Search code examples
pythonjsonstringtypeerrormlflow

MLflow: ModelSignature.from_dict() throws TypeError: string indices must be integers


I'm trying to create a ModelSignature in MLflow using the ModelSignature.from_dict() function. This is my code:

from mlflow.models import ModelSignature

signature_dict = {
    "inputs": '{"messages": [{"content": "string","role": "string"}]}',
    "outputs": """{
        "question": "string",
        "history": [{"content": "string", "role": "string"}],
        "context": [
            {"metadata": {"url": "string", "id": 0.0}, "page_content": "string"}
        ],
        "answer": "string"
    }""",
    "params": "",
}

model_signature = ModelSignature.from_dict(signature_dict)

When I try to run the code it throws the following error:

TypeError: string indices must be integers

I've done quite some googling and testing, but since I can't get it to work, I seem to be missing something obvious.

EDIT: Here's the full stacktrace:

TypeError: string indices must be integers
File <command-2446400647160771>, line 16
      1 from mlflow.models import ModelSignature
      3 signature_dict = {
      4     "inputs": '{"messages": [{"content": "string","role": "string"}]}',
      5     "outputs": """{
   (...)
     13     "params": "",
     14 }
---> 16 model_signature = ModelSignature.from_dict(signature_dict)
     17 model_signature
File /databricks/python/lib/python3.10/site-packages/mlflow/models/signature.py:111, in ModelSignature.from_dict(cls, signature_dict)
     98 @classmethod
     99 def from_dict(cls, signature_dict: Dict[str, Any]):
    100     """
    101     Deserialize from dictionary representation.
    102 
   (...)
    109     :return: ModelSignature populated with the data form the dictionary.
    110     """
--> 111     inputs = Schema.from_json(x) if (x := signature_dict.get("inputs")) else None
    112     outputs = Schema.from_json(x) if (x := signature_dict.get("outputs")) else None
    113     params = ParamSchema.from_json(x) if (x := signature_dict.get("params")) else None
File /databricks/python/lib/python3.10/site-packages/mlflow/types/schema.py:465, in Schema.from_json(cls, json_str)
    462 def read_input(x: dict):
    463     return TensorSpec.from_json_dict(**x) if x["type"] == "tensor" else ColSpec(**x)
--> 465 return cls([read_input(x) for x in json.loads(json_str)])
File /databricks/python/lib/python3.10/site-packages/mlflow/types/schema.py:465, in <listcomp>(.0)
    462 def read_input(x: dict):
    463     return TensorSpec.from_json_dict(**x) if x["type"] == "tensor" else ColSpec(**x)
--> 465 return cls([read_input(x) for x in json.loads(json_str)])
File /databricks/python/lib/python3.10/site-packages/mlflow/types/schema.py:463, in Schema.from_json.<locals>.read_input(x)
    462 def read_input(x: dict):
--> 463     return TensorSpec.from_json_dict(**x) if x["type"] == "tensor" else ColSpec(**x)

Solution

  • To create a ModelSignature object from a dictionary in MLflow, you need to ensure that the dictionary is formatted according to MLflow's expected schema structure. The ModelSignature class expects the inputs and outputs to be instances of mlflow.types.Schema, which are composed of mlflow.types.ColSpec objects.

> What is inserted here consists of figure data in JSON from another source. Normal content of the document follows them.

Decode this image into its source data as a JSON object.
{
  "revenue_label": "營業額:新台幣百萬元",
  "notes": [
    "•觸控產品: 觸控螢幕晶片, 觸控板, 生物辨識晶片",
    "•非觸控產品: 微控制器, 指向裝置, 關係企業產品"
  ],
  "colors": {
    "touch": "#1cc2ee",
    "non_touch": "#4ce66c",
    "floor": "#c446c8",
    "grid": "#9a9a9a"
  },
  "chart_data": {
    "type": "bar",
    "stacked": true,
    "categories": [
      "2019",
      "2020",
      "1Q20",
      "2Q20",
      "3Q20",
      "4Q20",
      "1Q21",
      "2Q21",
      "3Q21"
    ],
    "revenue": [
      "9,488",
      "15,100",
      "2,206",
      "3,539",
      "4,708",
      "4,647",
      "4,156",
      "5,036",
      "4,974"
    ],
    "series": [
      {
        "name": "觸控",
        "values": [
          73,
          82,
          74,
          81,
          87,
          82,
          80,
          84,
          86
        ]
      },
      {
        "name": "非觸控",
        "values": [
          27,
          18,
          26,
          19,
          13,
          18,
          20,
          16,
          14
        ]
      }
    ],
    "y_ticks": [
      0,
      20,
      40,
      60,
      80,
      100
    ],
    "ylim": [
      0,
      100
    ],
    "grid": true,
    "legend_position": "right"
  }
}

    Here's how you can adjust your dictionary and create a ModelSignature:

    1. Define the input and output schemas using mlflow.types.Schema and mlflow.types.ColSpec.
    2. Create the ModelSignature using these schemas.

    Here’s an example:

    from mlflow.models import ModelSignature
    from mlflow.types import Schema, ColSpec
    
    # Define the input schema
    input_schema = Schema([
        ColSpec("string", "messages.content"),
        ColSpec("string", "messages.role")
    ])
    
    # Define the output schema
    output_schema = Schema([
        ColSpec("string", "question"),
        ColSpec("string", "history.content"),
        ColSpec("string", "history.role"),
        ColSpec("string", "context.metadata.url"),
        ColSpec("double", "context.metadata.id"),
        ColSpec("string", "context.page_content"),
        ColSpec("string", "answer")
    ])
    
    # Create the ModelSignature
    model_signature = ModelSignature(inputs=input_schema, outputs=output_schema)
    
    

    By defining the schemas this way, you ensure that your ModelSignature is correctly structured and compatible with MLflow.